Reviewed by Gail M. Murray
Author Lisa Rochon has set her debut novel during five epic years in Renaissance Florence (1500-1509). It opens with the return of two great artists and native sons: Leonardo da Vinci and Michelangelo di Buonarroti. Leonardo has been appointed to paint The Battle of Anghiari as well as an altarpiece for Santissima Annunziata while twenty-seven-year-old Michelangelo has been commissioned by the monied Wool Guild to sculpt the biblical hero David from a huge piece of Carrara marble.
Leonardo, tall, noble and nearing fifty with white hair and a silver-white beard, is troubled by the loss of his youth, reputation and status in Florence, while Michelangelo is gaining a reputation as a result of La Pieta in Rome. Raphael exclaims “Your sculpture of the young mother holding her dead son on her knees. My God, love and forgiveness are alive in that work.” (p124)
The two great artists are connected through the fictional protagonist, Beatrice, a thirteen-year-old peasant girl, an aspiring artist, given to charcoal drawings of birds on city buildings. A victim of the simmering feud between Florence and Pisa, abandoned by her traumatized mother after her father is murdered by marauding Pisans; Beatrice makes the long journey barefoot from her hill town Settignano to sell olive oil in the dirt lanes behind the Duomo to the city’s artists.

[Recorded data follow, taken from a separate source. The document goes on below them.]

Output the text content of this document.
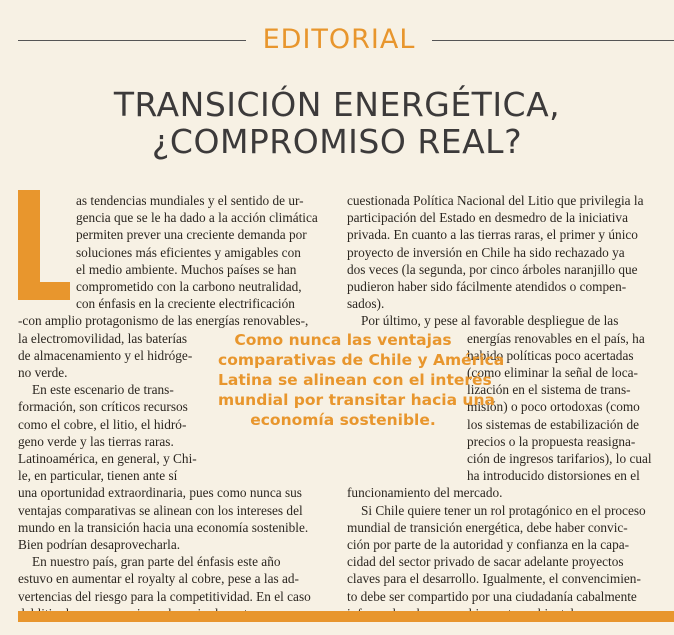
EDITORIAL
TRANSICIÓN ENERGÉTICA,
¿COMPROMISO REAL?
as tendencias mundiales y el sentido de ur-
gencia que se le ha dado a la acción climática
permiten prever una creciente demanda por
soluciones más eficientes y amigables con
el medio ambiente. Muchos países se han
comprometido con la carbono neutralidad,
con énfasis en la creciente electrificación
-con amplio protagonismo de las energías renovables-,
la electromovilidad, las baterías
de almacenamiento y el hidróge-
no verde.
En este escenario de trans-
formación, son críticos recursos
como el cobre, el litio, el hidró-
geno verde y las tierras raras.
Latinoamérica, en general, y Chi-
le, en particular, tienen ante sí
una oportunidad extraordinaria, pues como nunca sus
ventajas comparativas se alinean con los intereses del
mundo en la transición hacia una economía sostenible.
Bien podrían desaprovecharla.
En nuestro país, gran parte del énfasis este año
estuvo en aumentar el royalty al cobre, pese a las ad-
vertencias del riesgo para la competitividad. En el caso
cuestionada Política Nacional del Litio que privilegia la
participación del Estado en desmedro de la iniciativa
privada. En cuanto a las tierras raras, el primer y único
proyecto de inversión en Chile ha sido rechazado ya
dos veces (la segunda, por cinco árboles naranjillo que
pudieron haber sido fácilmente atendidos o compen-
sados).
Por último, y pese al favorable despliegue de las
energías renovables en el país, ha
habido políticas poco acertadas
(como eliminar la señal de loca-
lización en el sistema de trans-
misión) o poco ortodoxas (como
los sistemas de estabilización de
precios o la propuesta reasigna-
ción de ingresos tarifarios), lo cual
ha introducido distorsiones en el
funcionamiento del mercado.
Si Chile quiere tener un rol protagónico en el proceso
mundial de transición energética, debe haber convic-
ción por parte de la autoridad y confianza en la capa-
cidad del sector privado de sacar adelante proyectos
claves para el desarrollo. Igualmente, el convencimien-
to debe ser compartido por una ciudadanía cabalmente
Como nunca las ventajas
comparativas de Chile y América
Latina se alinean con el interés
mundial por transitar hacia una
economía sostenible.
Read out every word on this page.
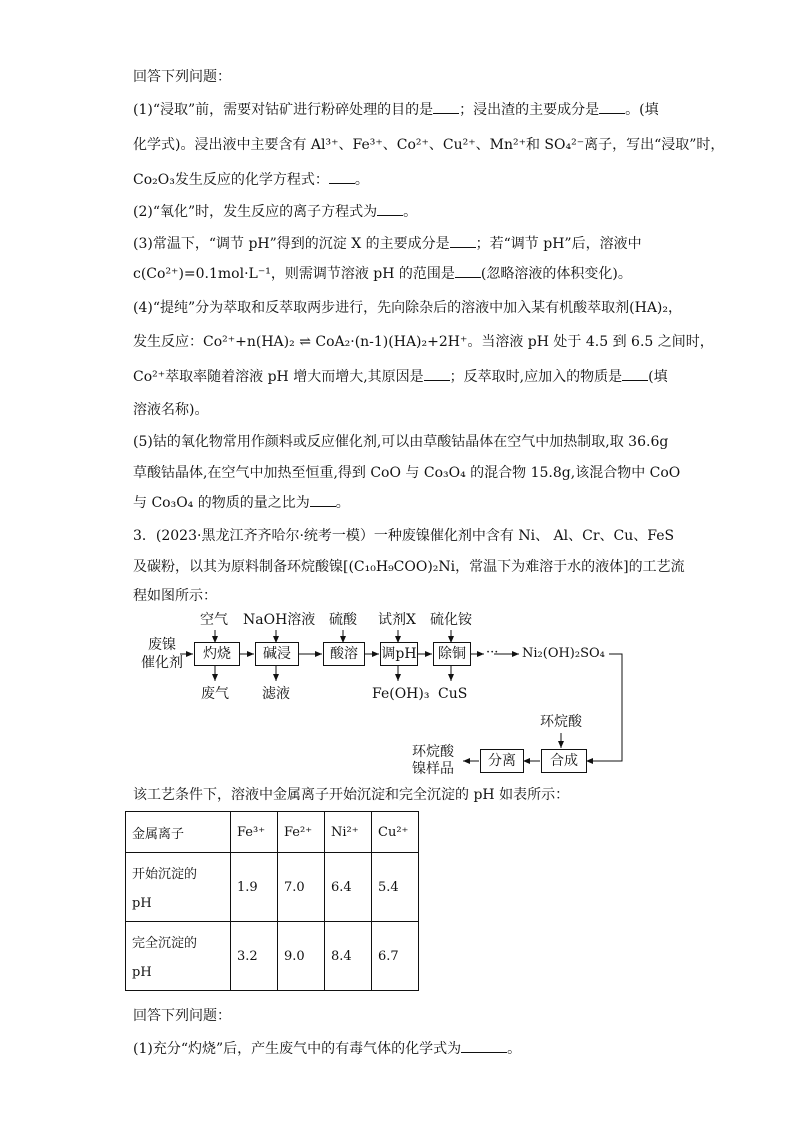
回答下列问题：
(1)“浸取”前，需要对钴矿进行粉碎处理的目的是 ；浸出渣的主要成分是 。(填
化学式)。浸出液中主要含有 Al³⁺、Fe³⁺、Co²⁺、Cu²⁺、Mn²⁺和 SO₄²⁻离子，写出“浸取”时，
Co₂O₃发生反应的化学方程式： 。
(2)“氧化”时，发生反应的离子方程式为 。
(3)常温下，“调节 pH”得到的沉淀 X 的主要成分是 ；若“调节 pH”后，溶液中
c(Co²⁺)=0.1mol·L⁻¹，则需调节溶液 pH 的范围是 (忽略溶液的体积变化)。
(4)“提纯”分为萃取和反萃取两步进行，先向除杂后的溶液中加入某有机酸萃取剂(HA)₂，
发生反应：Co²⁺+n(HA)₂ ⇌ CoA₂·(n-1)(HA)₂+2H⁺。当溶液 pH 处于 4.5 到 6.5 之间时，
Co²⁺萃取率随着溶液 pH 增大而增大,其原因是 ；反萃取时,应加入的物质是 (填
溶液名称)。
(5)钴的氧化物常用作颜料或反应催化剂,可以由草酸钴晶体在空气中加热制取,取 36.6g
草酸钴晶体,在空气中加热至恒重,得到 CoO 与 Co₃O₄ 的混合物 15.8g,该混合物中 CoO
与 Co₃O₄ 的物质的量之比为 。
3．(2023·黑龙江齐齐哈尔·统考一模）一种废镍催化剂中含有 Ni、 Al、Cr、Cu、FeS
及碳粉，以其为原料制备环烷酸镍[(C₁₀H₉COO)₂Ni，常温下为难溶于水的液体]的工艺流
程如图所示：
废镍
催化剂
空气 NaOH溶液 硫酸 试剂X 硫化铵
灼烧	碱浸	酸溶	调pH	除铜	··· Ni₂(OH)₂SO₄
废气 滤液	Fe(OH)₃ CuS
环烷酸
合成
分离
环烷酸
镍样品
该工艺条件下，溶液中金属离子开始沉淀和完全沉淀的 pH 如表所示：
金属离子	Fe³⁺	Fe²⁺	Ni²⁺	Cu²⁺

开始沉淀的
pH	1.9	7.0	6.4	5.4

完全沉淀的
pH	3.2	9.0	8.4	6.7
回答下列问题：
(1)充分“灼烧”后，产生废气中的有毒气体的化学式为	。
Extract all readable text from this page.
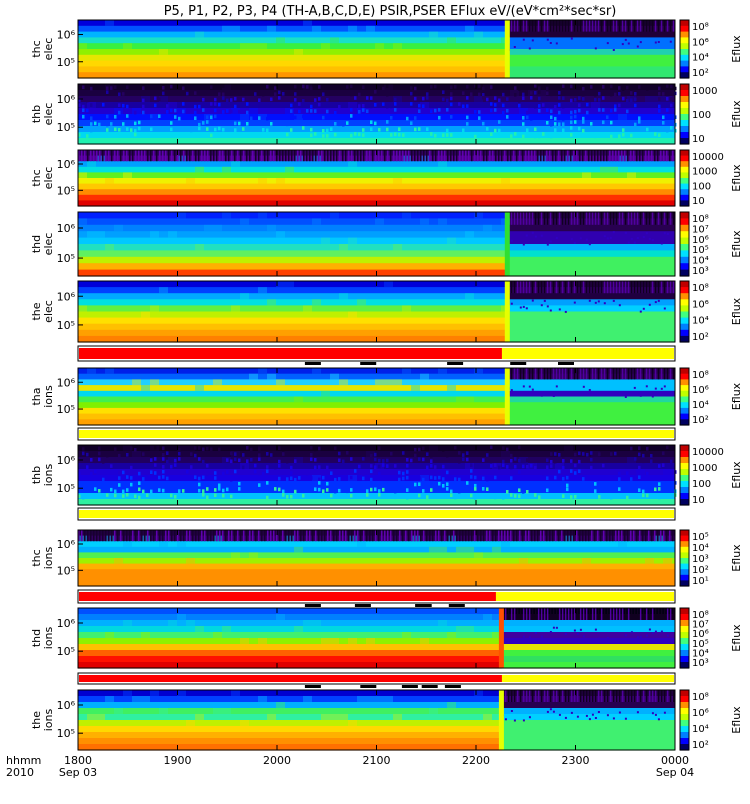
P5, P1, P2, P3, P4 (TH-A,B,C,D,E) PSIR,PSER EFlux eV/(eV*cm²*sec*sr)
10⁶
10⁵
thc elec
10⁸
10⁶
10⁴
10²
Eflux
10⁶
10⁵
thb elec
1000
100
10
Eflux
10⁶
10⁵
thc elec
10000
1000
100
10
Eflux
10⁶
10⁵
thd elec
10⁸
10⁷
10⁶
10⁵
10⁴
10³
Eflux
10⁶
10⁵
the elec
10⁸
10⁶
10⁴
10²
Eflux
10⁶
10⁵
tha ions
10⁸
10⁶
10⁴
10²
Eflux
10⁶
10⁵
thb ions
10000
1000
100
10
Eflux
10⁶
10⁵
thc ions
10⁵
10⁴
10³
10²
10¹
Eflux
10⁶
10⁵
thd ions
10⁸
10⁷
10⁶
10⁵
10⁴
10³
Eflux
10⁶
10⁵
the ions
10⁸
10⁶
10⁴
10²
Eflux
1800	1900	2000	2100	2200	2300	0000
Sep 03	Sep 04
hhmm
2010
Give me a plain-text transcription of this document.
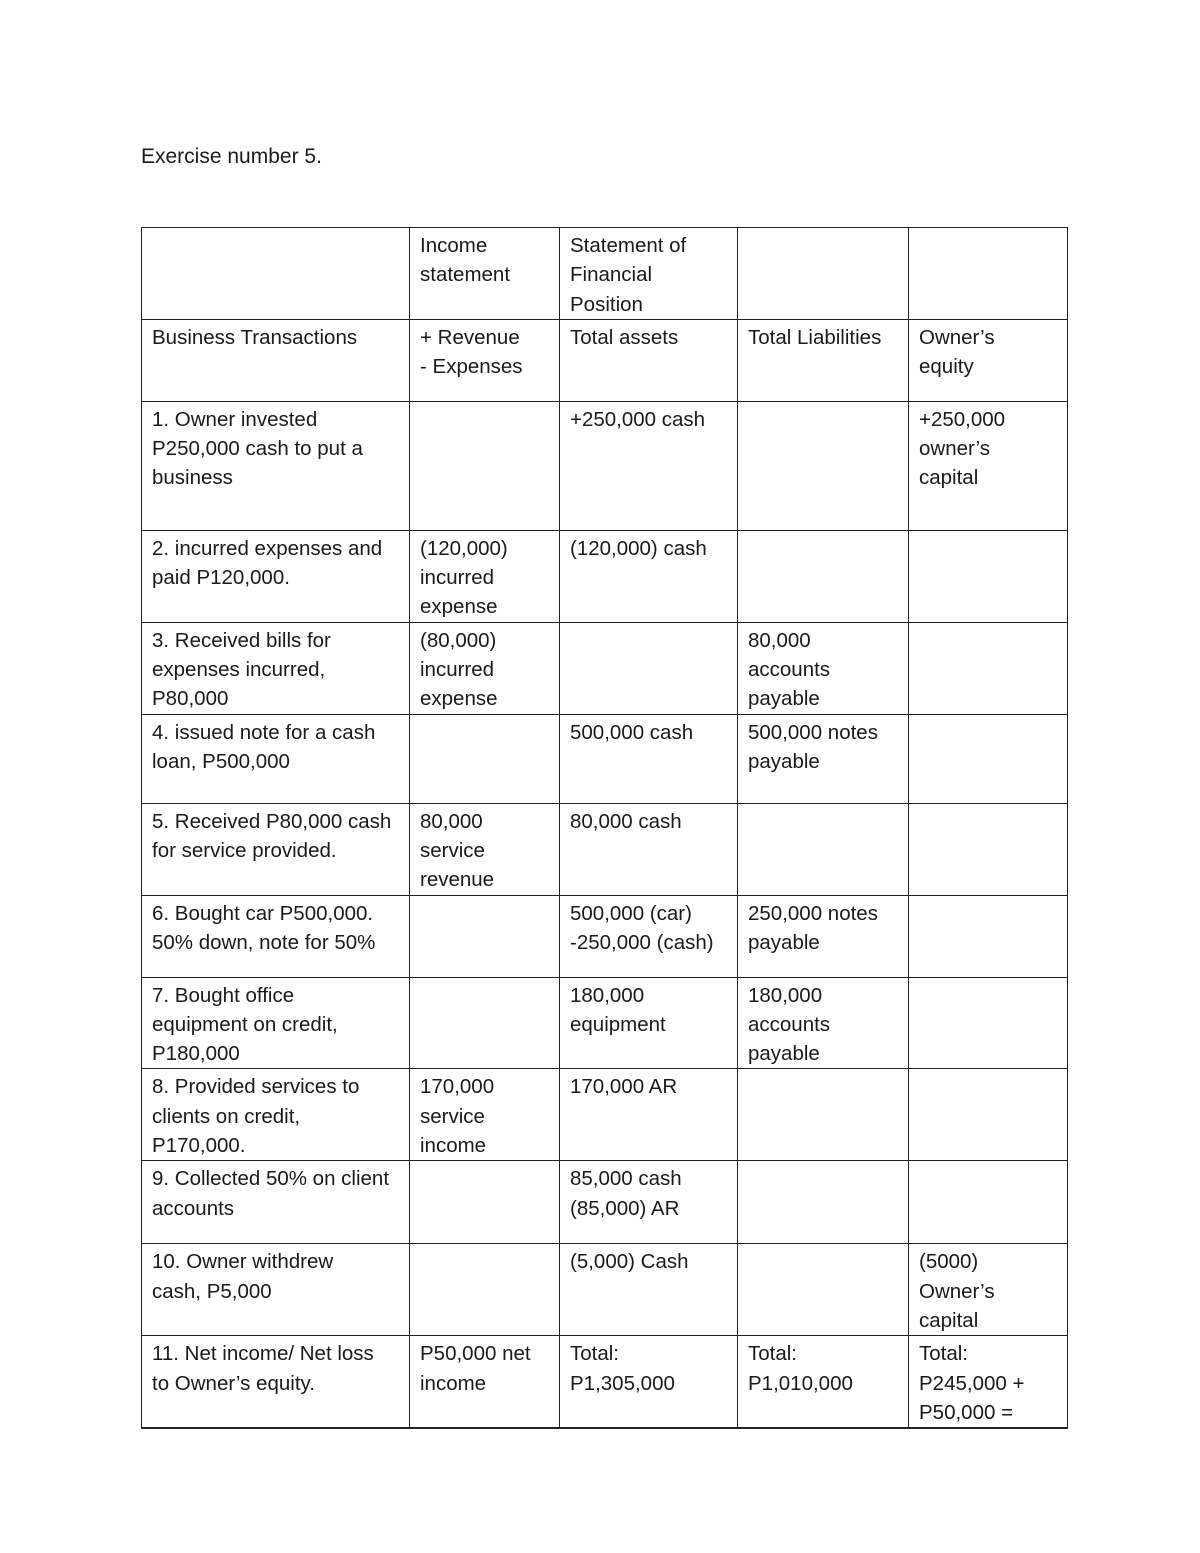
Exercise number 5.
	Income
statement	Statement of
Financial
Position		
Business Transactions	+ Revenue
- Expenses	Total assets	Total Liabilities	Owner’s
equity
1. Owner invested
P250,000 cash to put a
business		+250,000 cash		+250,000
owner’s
capital
2. incurred expenses and
paid P120,000.	(120,000)
incurred
expense	(120,000) cash		
3. Received bills for
expenses incurred,
P80,000	(80,000)
incurred
expense		80,000
accounts
payable	
4. issued note for a cash
loan, P500,000		500,000 cash	500,000 notes
payable	
5. Received P80,000 cash
for service provided.	80,000
service
revenue	80,000 cash		
6. Bought car P500,000.
50% down, note for 50%		500,000 (car)
-250,000 (cash)	250,000 notes
payable	
7. Bought office
equipment on credit,
P180,000		180,000
equipment	180,000
accounts
payable	
8. Provided services to
clients on credit,
P170,000.	170,000
service
income	170,000 AR		
9. Collected 50% on client
accounts		85,000 cash
(85,000) AR		
10. Owner withdrew
cash, P5,000		(5,000) Cash		(5000)
Owner’s
capital
11. Net income/ Net loss
to Owner’s equity.	P50,000 net
income	Total:
P1,305,000	Total:
P1,010,000	Total:
P245,000 +
P50,000 =
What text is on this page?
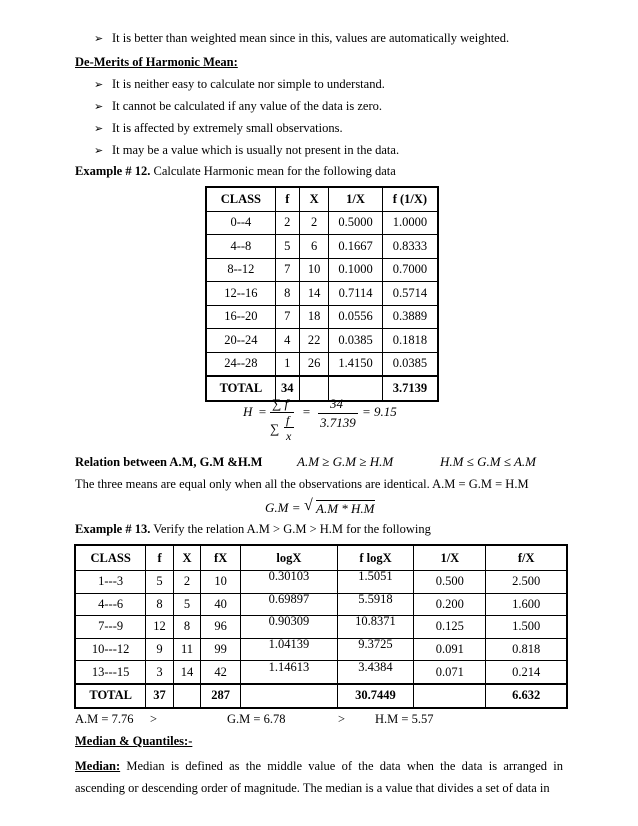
➢ It is better than weighted mean since in this, values are automatically weighted.
De-Merits of Harmonic Mean:
➢ It is neither easy to calculate nor simple to understand.
➢ It cannot be calculated if any value of the data is zero.
➢ It is affected by extremely small observations.
➢ It may be a value which is usually not present in the data.
Example # 12. Calculate Harmonic mean for the following data
CLASS	f	X	1/X	f (1/X)
0--4	2	2	0.5000	1.0000
4--8	5	6	0.1667	0.8333
8--12	7	10	0.1000	0.7000
12--16	8	14	0.7114	0.5714
16--20	7	18	0.0556	0.3889
20--24	4	22	0.0385	0.1818
24--28	1	26	1.4150	0.0385
TOTAL	34			3.7139
H =
∑ f
∑
f
x
=
34
3.7139
= 9.15
Relation between A.M, G.M &H.M	A.M ≥ G.M ≥ H.M	H.M ≤ G.M ≤ A.M
The three means are equal only when all the observations are identical. A.M = G.M = H.M
G.M = √ A.M * H.M
Example # 13. Verify the relation A.M > G.M > H.M for the following
CLASS	f	X	fX	logX	f logX	1/X	f/X
1---3	5	2	10	0.30103	1.5051	0.500	2.500
4---6	8	5	40	0.69897	5.5918	0.200	1.600
7---9	12	8	96	0.90309	10.8371	0.125	1.500
10---12	9	11	99	1.04139	9.3725	0.091	0.818
13---15	3	14	42	1.14613	3.4384	0.071	0.214
TOTAL	37		287		30.7449		6.632
A.M = 7.76 >	G.M = 6.78	> H.M = 5.57
Median & Quantiles:-
Median: Median is defined as the middle value of the data when the data is arranged in ascending or descending order of magnitude. The median is a value that divides a set of data in
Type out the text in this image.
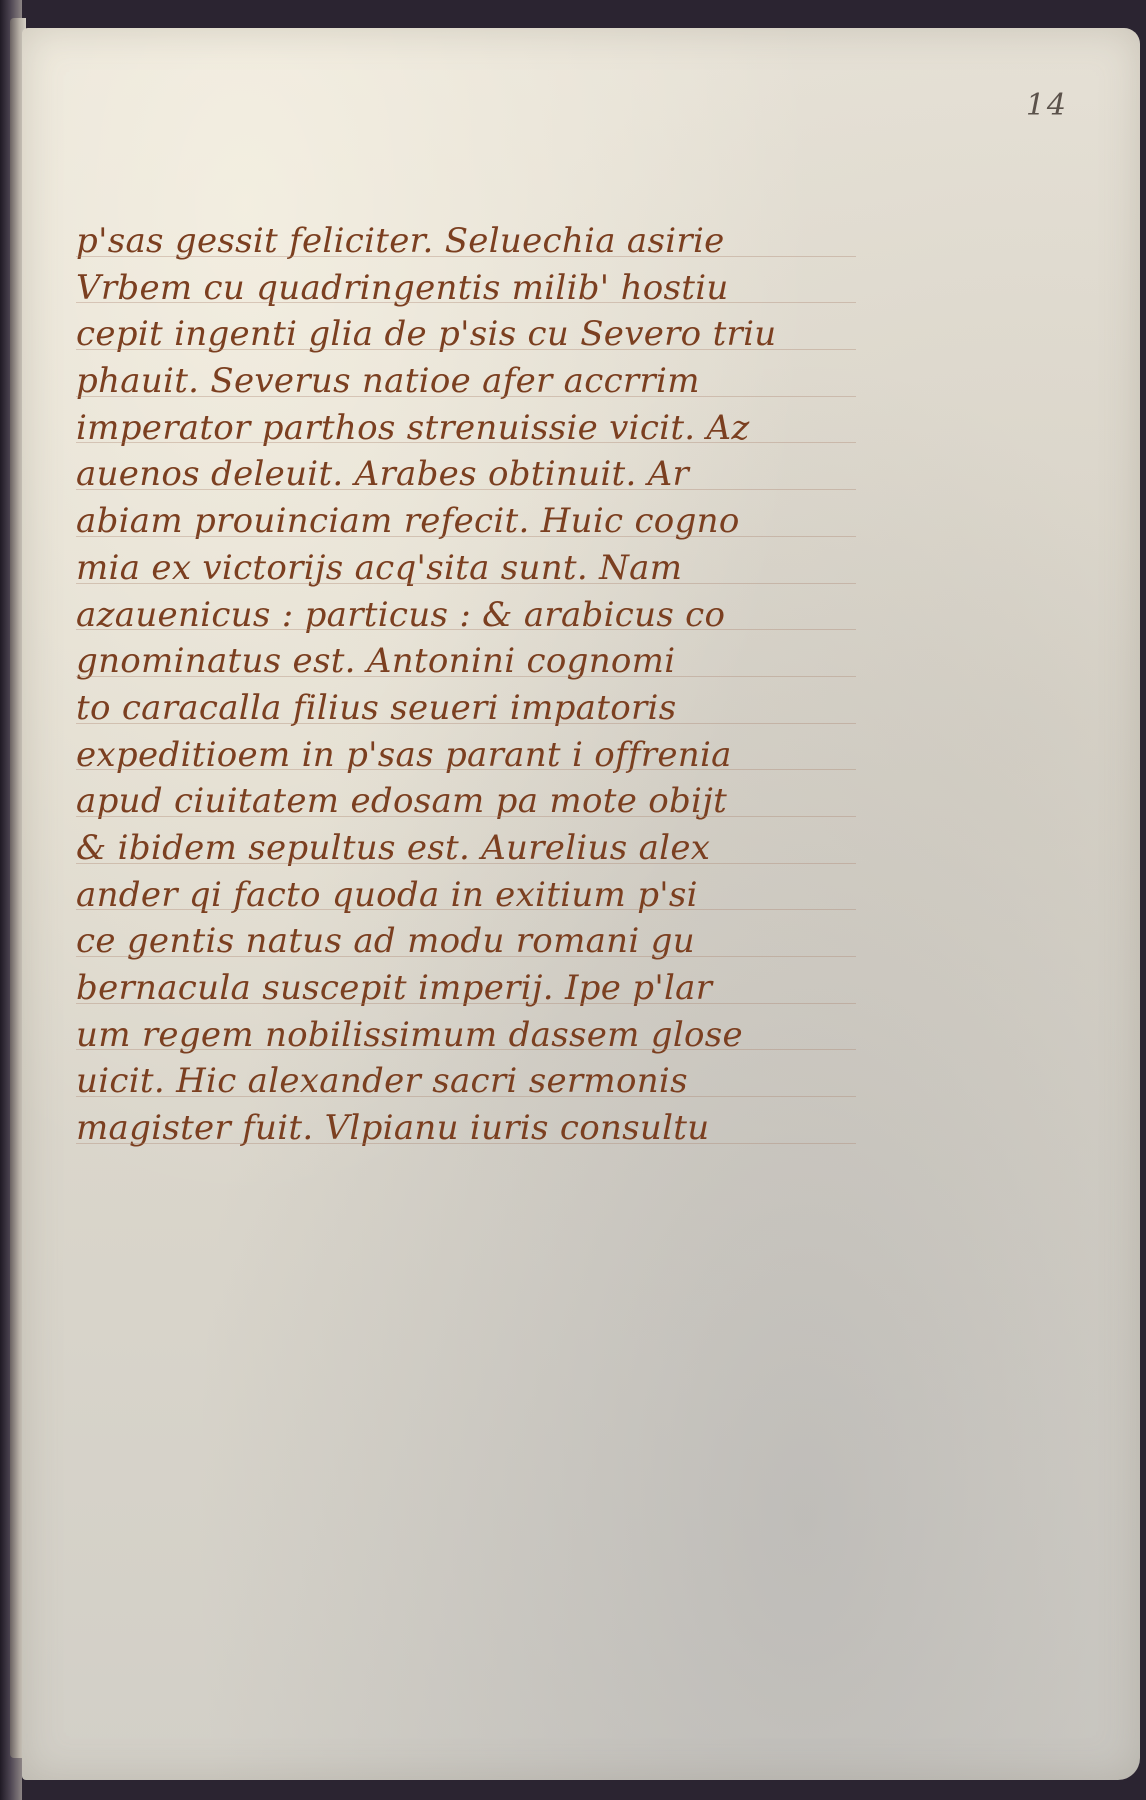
14
p'sas gessit feliciter. Seluechia asirie
Vrbem cu quadringentis milib' hostiu
cepit ingenti glia de p'sis cu Severo triu
phauit. Severus natioe afer accrrim
imperator parthos strenuissie vicit. Az
auenos deleuit. Arabes obtinuit. Ar
abiam prouinciam refecit. Huic cogno
mia ex victorijs acq'sita sunt. Nam
azauenicus : particus : & arabicus co
gnominatus est. Antonini cognomi
to caracalla filius seueri impatoris
expeditioem in p'sas parant i offrenia
apud ciuitatem edosam pa mote obijt
& ibidem sepultus est. Aurelius alex
ander qi facto quoda in exitium p'si
ce gentis natus ad modu romani gu
bernacula suscepit imperij. Ipe p'lar
um regem nobilissimum dassem glose
uicit. Hic alexander sacri sermonis
magister fuit. Vlpianu iuris consultu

Beatrice accompanies her neighbour and healer, Agnello, to attend the ailing Lisa Gherardini del Giocondo, whose portrait her silk merchant husband has arranged for da Vinci to paint. We know this will become his most celebrated work, the Mona Lisa. Through Beatrice, the reader is given insight into these celebrated artists, their goals, rivalry, thought processes and insecurities. I was taken with the tender rendering of scenes between da Vinci and Lisa as he strives to know this complex, gracious woman grieving the loss of her baby daughter, observing her layered emotions, the wild spirit lurking deep within. “She was not pretty….still there was something about this Lisa Gherardini. Something about the lilt in her chin, the pride in her shoulders. She personified greatness that did not end with the city but began with the earth.” (p199) He hopes to create something to outlast himself; little knowing this enigmatic portrait will be his immortality.
Previously a non-fiction writer of Up North: Where Canada’s Architecture Meets The Land and a Globe and Mail architecture critic and columnist from 2000-2013, Rochon’s leap to historical fiction is a triumph. Meticulously researched, Rochon’s captivating novel is rich in detail; we sense what it is to live in 16th-century Florence. We feel we know her well-developed characters. She has created a vivid portrait of time and place, revealing a human side to these master artists. This is an engrossing novel for lovers of art, history and all things Renaissance.
Tuscan Daughter is published by HarperAvenue.